For business leaders, however, the issue is not whether AI is “real” or merely hype, it’s whether these investments produce measurable returns. Surveys suggest a disconnect. A 2023 McKinsey study found that while adoption rates were high, 80% of companies reported no significant bottom-line impact from AI tools.

This mismatch between spending and outcomes has led to growing skepticism. Companies want productivity gains, cost savings, and new revenue streams, but many find themselves lost in experimentation.

Misapplication, Not Hype

Shane Tepper, an entrepreneur and AI expert, argues that the problem is not overhype but misapplication.

“My take is that AI isn’t overhyped so much as it’s often misapplied. The winners will be the ones who approach adoption with discipline, clarity, and a focus on outcomes. And while Altman predicts that ‘someone is going to lose a phenomenal amount of money,’ it won’t be the companies using AI to do real work better, it’ll be those waiting for AGI to solve problems they haven’t even defined yet,” Tepper said.

In his view, the companies most at risk are those chasing speculative goals instead of identifying how AI can address specific operational bottlenecks. The challenge is not whether AI will matter, but whether businesses can link adoption to measurable productivity.

Fear of Missing Out Is Costly

For many executives, there is a fear of missing out. AI is now seen as a badge of innovation. Shareholders and customers alike expect companies to at least signal that they are adopting it. 

But chasing headlines rather than results can backfire.

“FOMO may actually be holding businesses back,” Tepper explained. “The McKinsey stat that 80% of businesses see ‘no significant bottom-line impact’ isn’t an indictment of AI; it’s an indictment of how they’re deploying it. Too many companies chase ‘AI adoption’ for optics or fear of being left behind, rather than aligning tools to real business needs.”

In practice, this means businesses often deploy AI without clear metrics, governance, or integration into workflows. A marketing team might buy an AI tool to generate copy, but if that content is not linked to measurable engagement or conversion rates, the effort becomes a cost center rather than a growth driver.

Where the Money Is Actually Flowing

Behind the noise, several core areas of AI investment are starting to stand out. Infrastructure, cloud computing, chips, and data centers, is absorbing the largest share of funding. Next are enterprise applications, from customer service automation to supply chain optimization. Finally, consumer-facing AI assistants are emerging, though their long-term monetization is unclear.

The race is particularly intense in healthcare, logistics, and financial services, where AI promises efficiency gains but regulatory barriers slow down deployment. Leaders in these industries are experimenting cautiously, aware that reputational and compliance risks could outweigh short-term benefits.

A Business Strategy Problem

Ultimately, the question of what AI companies are planning is as much about business strategy as it is about technology. Firms that treat AI as a checkbox risk wasting capital, while those that adopt with discipline may capture early advantages.

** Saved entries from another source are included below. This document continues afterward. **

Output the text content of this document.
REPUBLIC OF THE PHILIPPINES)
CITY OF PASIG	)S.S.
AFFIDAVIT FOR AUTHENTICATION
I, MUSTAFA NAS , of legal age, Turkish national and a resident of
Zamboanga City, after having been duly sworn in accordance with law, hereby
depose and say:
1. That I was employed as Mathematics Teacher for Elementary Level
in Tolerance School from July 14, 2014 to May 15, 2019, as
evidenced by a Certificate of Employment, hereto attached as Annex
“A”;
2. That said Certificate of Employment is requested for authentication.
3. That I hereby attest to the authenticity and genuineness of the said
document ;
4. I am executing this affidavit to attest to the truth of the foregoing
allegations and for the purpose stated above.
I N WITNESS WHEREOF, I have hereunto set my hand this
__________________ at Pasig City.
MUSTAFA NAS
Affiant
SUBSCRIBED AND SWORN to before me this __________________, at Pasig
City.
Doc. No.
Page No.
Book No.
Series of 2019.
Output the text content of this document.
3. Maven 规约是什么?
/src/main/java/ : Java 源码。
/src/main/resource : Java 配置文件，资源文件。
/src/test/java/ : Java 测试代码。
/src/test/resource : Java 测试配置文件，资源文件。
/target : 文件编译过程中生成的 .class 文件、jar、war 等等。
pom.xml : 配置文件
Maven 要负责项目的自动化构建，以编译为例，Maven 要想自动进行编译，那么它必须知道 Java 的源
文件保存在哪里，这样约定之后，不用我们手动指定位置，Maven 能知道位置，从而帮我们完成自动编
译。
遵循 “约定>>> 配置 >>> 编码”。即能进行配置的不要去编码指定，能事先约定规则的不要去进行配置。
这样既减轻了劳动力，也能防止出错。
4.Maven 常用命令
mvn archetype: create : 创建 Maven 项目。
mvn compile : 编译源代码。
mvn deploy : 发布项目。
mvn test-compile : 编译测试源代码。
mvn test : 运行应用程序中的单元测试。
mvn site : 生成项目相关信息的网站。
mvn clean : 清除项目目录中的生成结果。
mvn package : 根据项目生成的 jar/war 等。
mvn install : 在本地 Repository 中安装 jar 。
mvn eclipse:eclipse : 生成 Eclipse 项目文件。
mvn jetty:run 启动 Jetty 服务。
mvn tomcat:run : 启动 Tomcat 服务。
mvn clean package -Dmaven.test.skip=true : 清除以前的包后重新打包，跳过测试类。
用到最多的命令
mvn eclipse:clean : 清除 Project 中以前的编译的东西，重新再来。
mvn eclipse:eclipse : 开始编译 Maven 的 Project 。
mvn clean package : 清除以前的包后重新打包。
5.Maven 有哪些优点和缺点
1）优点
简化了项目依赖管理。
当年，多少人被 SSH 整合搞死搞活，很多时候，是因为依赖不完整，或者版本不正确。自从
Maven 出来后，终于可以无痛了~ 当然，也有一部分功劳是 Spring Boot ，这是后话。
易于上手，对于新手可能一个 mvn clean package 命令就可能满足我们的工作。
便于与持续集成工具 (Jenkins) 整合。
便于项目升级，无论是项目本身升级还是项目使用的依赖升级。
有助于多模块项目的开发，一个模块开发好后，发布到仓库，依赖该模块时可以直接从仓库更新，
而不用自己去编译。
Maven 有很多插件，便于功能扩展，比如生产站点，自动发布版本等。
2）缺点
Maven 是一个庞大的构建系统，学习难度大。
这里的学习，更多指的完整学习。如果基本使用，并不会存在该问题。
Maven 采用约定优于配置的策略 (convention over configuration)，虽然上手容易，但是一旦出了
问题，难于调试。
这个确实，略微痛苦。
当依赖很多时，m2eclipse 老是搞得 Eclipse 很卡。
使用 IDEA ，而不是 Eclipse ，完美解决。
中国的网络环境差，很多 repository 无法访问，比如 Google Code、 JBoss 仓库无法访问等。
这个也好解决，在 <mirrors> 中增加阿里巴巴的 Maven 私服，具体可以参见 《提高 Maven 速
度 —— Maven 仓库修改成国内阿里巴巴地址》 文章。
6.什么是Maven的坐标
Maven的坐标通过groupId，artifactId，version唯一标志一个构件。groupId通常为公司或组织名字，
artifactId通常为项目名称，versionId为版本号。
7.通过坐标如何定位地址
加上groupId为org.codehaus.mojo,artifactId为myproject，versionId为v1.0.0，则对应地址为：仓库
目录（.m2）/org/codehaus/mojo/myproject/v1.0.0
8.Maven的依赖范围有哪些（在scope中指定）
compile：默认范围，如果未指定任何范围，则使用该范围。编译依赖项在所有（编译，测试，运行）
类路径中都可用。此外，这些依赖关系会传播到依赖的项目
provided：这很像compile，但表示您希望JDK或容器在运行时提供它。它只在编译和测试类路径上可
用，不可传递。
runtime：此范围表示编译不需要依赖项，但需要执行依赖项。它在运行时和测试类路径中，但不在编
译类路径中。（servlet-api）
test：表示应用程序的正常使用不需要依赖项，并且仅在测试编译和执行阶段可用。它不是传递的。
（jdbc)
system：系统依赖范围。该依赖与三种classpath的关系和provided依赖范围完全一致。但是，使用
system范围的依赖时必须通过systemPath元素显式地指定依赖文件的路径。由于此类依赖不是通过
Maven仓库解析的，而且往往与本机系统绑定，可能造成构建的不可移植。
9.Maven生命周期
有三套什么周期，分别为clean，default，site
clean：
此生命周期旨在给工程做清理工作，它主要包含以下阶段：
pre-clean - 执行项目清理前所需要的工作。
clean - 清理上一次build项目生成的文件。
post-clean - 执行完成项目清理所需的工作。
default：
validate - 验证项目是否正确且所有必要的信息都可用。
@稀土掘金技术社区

Executives are learning that the real opportunity lies in integrating AI into existing systems, measuring its impact rigorously, and avoiding the temptation to chase unproven visions of artificial general intelligence.

For now, the billions pouring into AI reflect both optimism and uncertainty. Investors hope that productivity gains will justify the costs, while companies scramble to separate genuine innovation from marketing spin. The outcome may depend less on the technology itself and more on whether business leaders can deploy it with clarity, accountability, and a clear eye on results.